The history of the Jews in Cuba is related to the history of the island itself, and its discovery on October 27, 1492 by Christopher Columbus. The Spaniards Luis de Torres, Juan de Cabrera, and Rodrigo de Triana, were all Marranos (Jews who were forced to convert to Catholicism) who were believed to have traveled with Columbus and were among the first Europeans to walk that territory. Along with the first Spaniards who arrived on the island, it is believed that Jews fleeing the Inquisition in Spain came to Cuba around this time.
In the 16th and 17th centuries, Jews immigrated to Cuba from Brazil due to persecution under Portuguese rule. These new Jewish immigrants became established in trade, and many of them eventually assimilated into Cuban society.
A permanent Jewish community in Cuba was established in 1898, following the Spanish-American War. The United States had gained temporary control of the island, and as a result, a number of American Ashkenazi Jews settled in the country. They largely worked for US-owned plantations and businesses and established the first synagogue in Cuba.
The early 20th century saw an influx of Jewish immigration as a large number of Sephardic Jews began to settle in the country and establish their own community in the years preceding World War I. Around 1920, many Jews from eastern Europe also arrived in Cuba. Though the majority of these immigrants only intended to use the island as a stopover on the way to the United States, the US’s strict immigration policy during this period resulted in many Jews staying on the island.
While some of these Jewish immigrants did quite well, particularly in the Cuban garment industry, others had trouble finding stable work.
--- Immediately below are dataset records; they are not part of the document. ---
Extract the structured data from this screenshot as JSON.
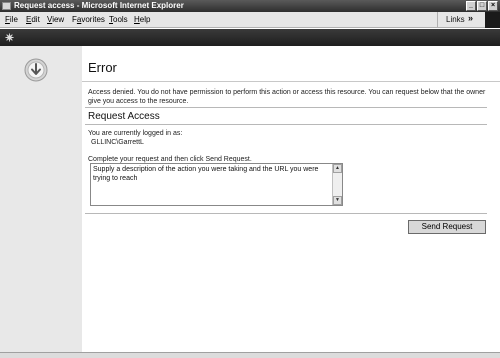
{
  "window": {
    "title": "Request access - Microsoft Internet Explorer",
    "minimize_glyph": "_",
    "maximize_glyph": "□",
    "close_glyph": "×"
  },
  "menu": {
    "items": [
      {
        "u": "F",
        "rest": "ile"
      },
      {
        "u": "E",
        "rest": "dit"
      },
      {
        "u": "V",
        "rest": "iew"
      },
      {
        "pre": "F",
        "u": "a",
        "rest": "vorites"
      },
      {
        "u": "T",
        "rest": "ools"
      },
      {
        "u": "H",
        "rest": "elp"
      }
    ],
    "links_label": "Links",
    "links_chevron": "»"
  },
  "page": {
    "title": "Error",
    "message": "Access denied. You do not have permission to perform this action or access this resource. You can request below that the owner give you access to the resource.",
    "section_title": "Request Access",
    "logged_in_label": "You are currently logged in as:",
    "logged_in_user": "GLLINC\\GarrettL",
    "complete_label": "Complete your request and then click Send Request.",
    "textarea_value": "Supply a description of the action you were taking and the URL you were trying to reach",
    "send_button": "Send Request"
  },
  "icons": {
    "page_icon": "download-arrow-icon",
    "strip_icon": "sharepoint-logo-icon"
  }
}
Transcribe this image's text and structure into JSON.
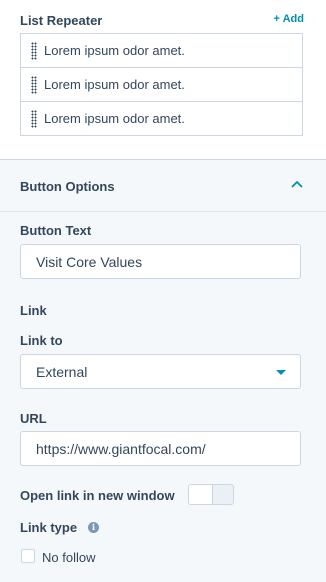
{
  "list_repeater": {
    "title": "List Repeater",
    "add_label": "+ Add",
    "items": [
      {
        "label": "Lorem ipsum odor amet."
      },
      {
        "label": "Lorem ipsum odor amet."
      },
      {
        "label": "Lorem ipsum odor amet."
      }
    ]
  },
  "button_options": {
    "title": "Button Options",
    "expanded": true,
    "button_text": {
      "label": "Button Text",
      "value": "Visit Core Values"
    },
    "link_section": "Link",
    "link_to": {
      "label": "Link to",
      "value": "External"
    },
    "url": {
      "label": "URL",
      "value": "https://www.giantfocal.com/"
    },
    "new_window": {
      "label": "Open link in new window",
      "enabled": false
    },
    "link_type": {
      "label": "Link type",
      "info_icon": "info-icon"
    },
    "no_follow": {
      "label": "No follow",
      "checked": false
    }
  },
  "colors": {
    "accent": "#0091ae",
    "text": "#33475b",
    "border": "#cbd6e2",
    "panel": "#f5f8fa"
  }
}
The desperate economic situation of some these new immigrants saw the American Jewish Joint Distribution Committee (JDC) provide support to immigrants to alleviate the situation in 1922. Outreach for Jewish immigrants also saw the Israelite Center of Cuba, a local organization, transform its central structure into a varied group of activities in 1925. In addition to helping immigrants, it included a library, a night school, a primary school and a theater group. In 1926, the Hebrew Feminine Association of Cuba was also created, where women were helped by providing work, money and where there was a children's circle. On the other hand, since 1929 the Zionists maintained the Zionist Union of Cuba, an important force during the 20s and 30s, when imminent poverty was suffered, which broke up in several parties in the 40s.
The Cuban Jewish community was relatively stable in the post-war years, until the 1959 Revolution, which saw the establishment of a Castro-led socialist state. Almost all of Cuba’s Jews fled the country following Fidel Castro’s assumption of power. Though Jews were not specifically targeted, they, along with other members of Cuba’s middle class, suffered economically. In the first years after the revolution of 1959, the Jewish community in Cuba had decreased 20 times its previous amount. The majority of those who remained lived in Havana.
Post-revolution Cuba saw Jews, along with other religious groups, discriminated against, with Cuban Jews and Christians having restricted access to jobs and universities. However, Jews were still able to practice their religion and Cuba’s criminal code protected them against national, religious, and racial hate.
However, anti-Zionists sentiments pervaded Cuban society. Cuba allowed Palestinian terrorist camps to operate on the island, published anti-Zionist and anti-Israeli propaganda, and banned books by Elie Wiesel and Anne Frank. In the late 1960s, a sizeable number of Jews were sent to forced labor camps for political dissidents and Jewish activists in general were under constant surveillance by the Cuban state. As a result of such practices and sentiments, Jewish life in Cuba suffered.
Very few people, especially young people who did not want to get involved in religion, attended synagogue, and as a result, many synagogues were closed or abandoned. In 1973, Cuba severed diplomatic relations with Israel and later voted for the infamous resolution stating that “Zionism equals racism.” Throughout the 1980s Jewish life was largely invisible. In the early 1990s, Fidel Castro secretly allowed more than 400 Jews to emigrate to Israel in what is code-named “Operation Cigar.”
The collapse of the Soviet Union and economic difficulties caused by the US embargo, saw Cuba adopt some more liberal policies in 1991, including allowing members of the Communist party to participate in religious endeavors. This was the beginning of a revival of Jewish life in Cuba.
Today, the Cuban Jewish community has gradually followed a trend of growth and rejuvenation and is recognized as a religious minority in Cuba. Though the general economic disparity in Cuba affects Jews in the country, the thawing of relations between Cuba and the US has allowed Cuban Jews with family in America to receive some aid.